Toronto: Remembrance

Old City Hall Cenotaph, Toronto, Nov. 11, 2008

I AM THE SON OF A WORLD WAR TWO VETERAN. Like many similar sons and daughters, Remembrance Day is a way of honouring the memory of those fathers, even if they survived the battlefield - or, as in my father's case, never went near it, spending the war on this side of the Atlantic, servicing bombers converted into cargo planes. I have taken countless photos of cenotaphs and veterans' graves, but I've only shot Remembrance Day ceremonies twice, at three different places where Toronto honours veterans, living and dead.

I was downtown on another assignment on the morning of November 11, 2008 when I realized that it was a short walk to the cenotaph at Old City Hall. I called the free national daily where I worked and told them I'd head over with my camera and get some shots, hopefully for the next day's front page. We had a new editor and I was eager to be useful; I also wanted to try and document a cenotaph ceremony at a time when it was becoming painfully clear that the generation that fought in World War Two was beginning to leave us as quickly as the veterans of World War One.

Old City Hall Cenotaph, Toronto, Nov. 11, 2008

The city puts on a very nice Remembrance ceremony, with soldiers in period uniform, minimal speechifying and very well-managed laying of wreaths. The minute's silence in the centre of the city is a truly moving moment, and I never cease to be amazed at how such a large crowd responds to the occasion with real dignity.

Old City Hall Cenotaph, Toronto, Nov. 11, 2008

There are always classes of schoolchildren at the cenotaph. I can't help but wonder what they're thinking, and how much they really know about the wars being remembered. As the son of a veteran, growing up with Rat Patrol and Hogan's Heroes in after school syndication, I'm part of a generation that still felt the shadow of World War Two amplified by the geopolitical hangover of the Cold War. Perhaps these kids are luckier than we were; I don't get the feeling that 9/11 casts the same shadow over their lives. I hope my anxiety about what sometimes seems like either indifference or amnesia is unfounded, but I have a bad feeling about it all.

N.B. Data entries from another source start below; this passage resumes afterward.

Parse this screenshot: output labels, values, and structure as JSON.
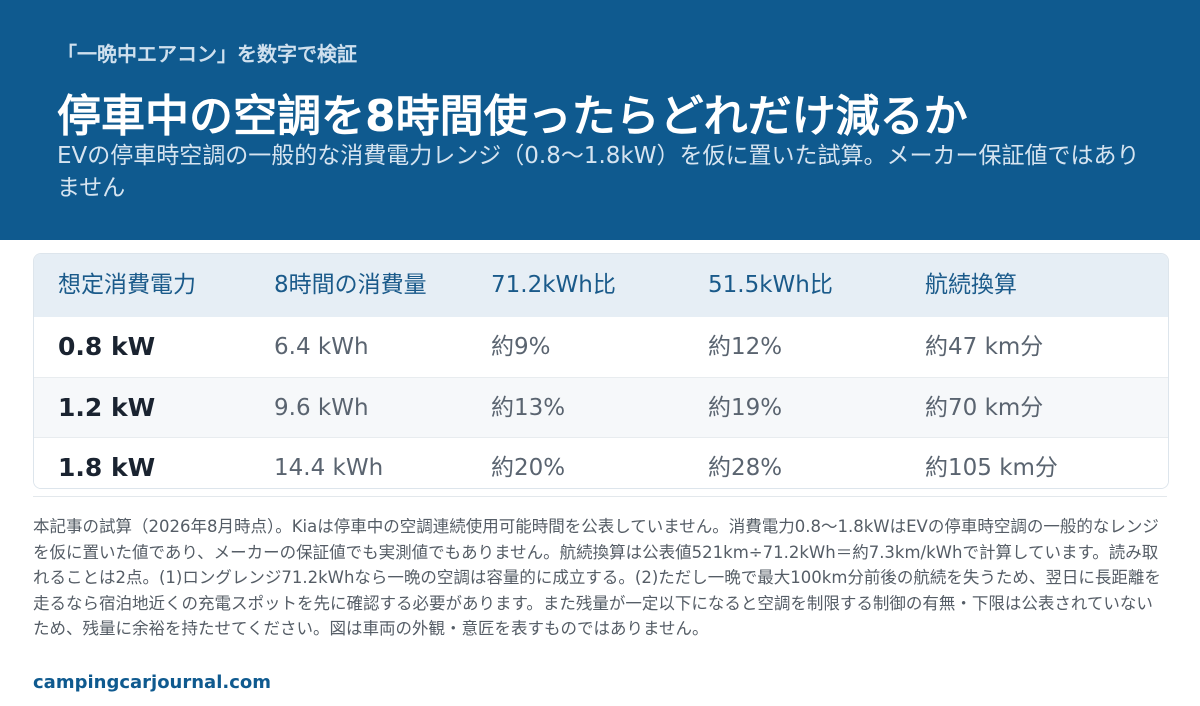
{
  "header": {
    "kicker": "「一晩中エアコン」を数字で検証",
    "title": "停車中の空調を8時間使ったらどれだけ減るか",
    "subtitle": "EVの停車時空調の一般的な消費電力レンジ（0.8〜1.8kW）を仮に置いた試算。メーカー保証値ではありません"
  },
  "table": {
    "columns": [
      "想定消費電力",
      "8時間の消費量",
      "71.2kWh比",
      "51.5kWh比",
      "航続換算"
    ],
    "rows": [
      [
        "0.8 kW",
        "6.4 kWh",
        "約9%",
        "約12%",
        "約47 km分"
      ],
      [
        "1.2 kW",
        "9.6 kWh",
        "約13%",
        "約19%",
        "約70 km分"
      ],
      [
        "1.8 kW",
        "14.4 kWh",
        "約20%",
        "約28%",
        "約105 km分"
      ]
    ]
  },
  "footnote": "本記事の試算（2026年8月時点）。Kiaは停車中の空調連続使用可能時間を公表していません。消費電力0.8〜1.8kWはEVの停車時空調の一般的なレンジを仮に置いた値であり、メーカーの保証値でも実測値でもありません。航続換算は公表値521km÷71.2kWh＝約7.3km/kWhで計算しています。読み取れることは2点。(1)ロングレンジ71.2kWhなら一晩の空調は容量的に成立する。(2)ただし一晩で最大100km分前後の航続を失うため、翌日に長距離を走るなら宿泊地近くの充電スポットを先に確認する必要があります。また残量が一定以下になると空調を制限する制御の有無・下限は公表されていないため、残量に余裕を持たせてください。図は車両の外観・意匠を表すものではありません。",
  "source": "campingcarjournal.com"
}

And then there's always this guy:

Old City Hall Cenotaph, Toronto, Nov. 11, 2008

Prospect Cemetery, Toronto, Nov. 11, 2010

There's a cemetery behind the wall at the back of our house, and from my office window I can see its centerpiece - processional rows of veterans' gravestones leading up to Edwin Lutyens' Cross of Sacrifice. A remembrance ceremony is held there at sunrise every November 11th, and a year after I was laid off from the national free daily, I covered it for blogTO, taking my daughters along on the way to school.

It's a modest ceremony, in a place full of men who died, often from lingering wounds, weeks or months or years away from the battlefield. This is probably the highlight of the year at what remains of the local Legion Halls, and the old men in their blazers and medals always move me. My father never joined the Legion or even talked about his war, but I always scrutinize each old veteran and scan their lapel and cap badge for some sign of the 168 Heavy Transport Squadron, imagining that one day I might finally meet one who knew my father.

Prospect Cemetery sunrise ceremony, Toronto, Nov. 11, 2010

After dropping the kids off at school I headed to Old Fort York, where the dead of not just the World Wars and Korea but the War of 1812 as well are remembered with redcoats and drummers and a short march from the old fort's walls over the common to the nearby garrison cemetery. It's the only remembrance ceremony that acknowledges that the city was once a battlefield, although the bright coats covered in braid might as well be chain mail or Roman armor, as distant as that past feels now.

Old Fort York, Toronto, Nov. 11, 2010

I met this quartet of friends at the end of the ceremony, old pals who celebrate November 11th together. It's been five years since I took this photo, and I wonder if there are still four of them today. The old soldiers are passing, joining the young ones, leaving us with the difficult task of remembering without witnesses.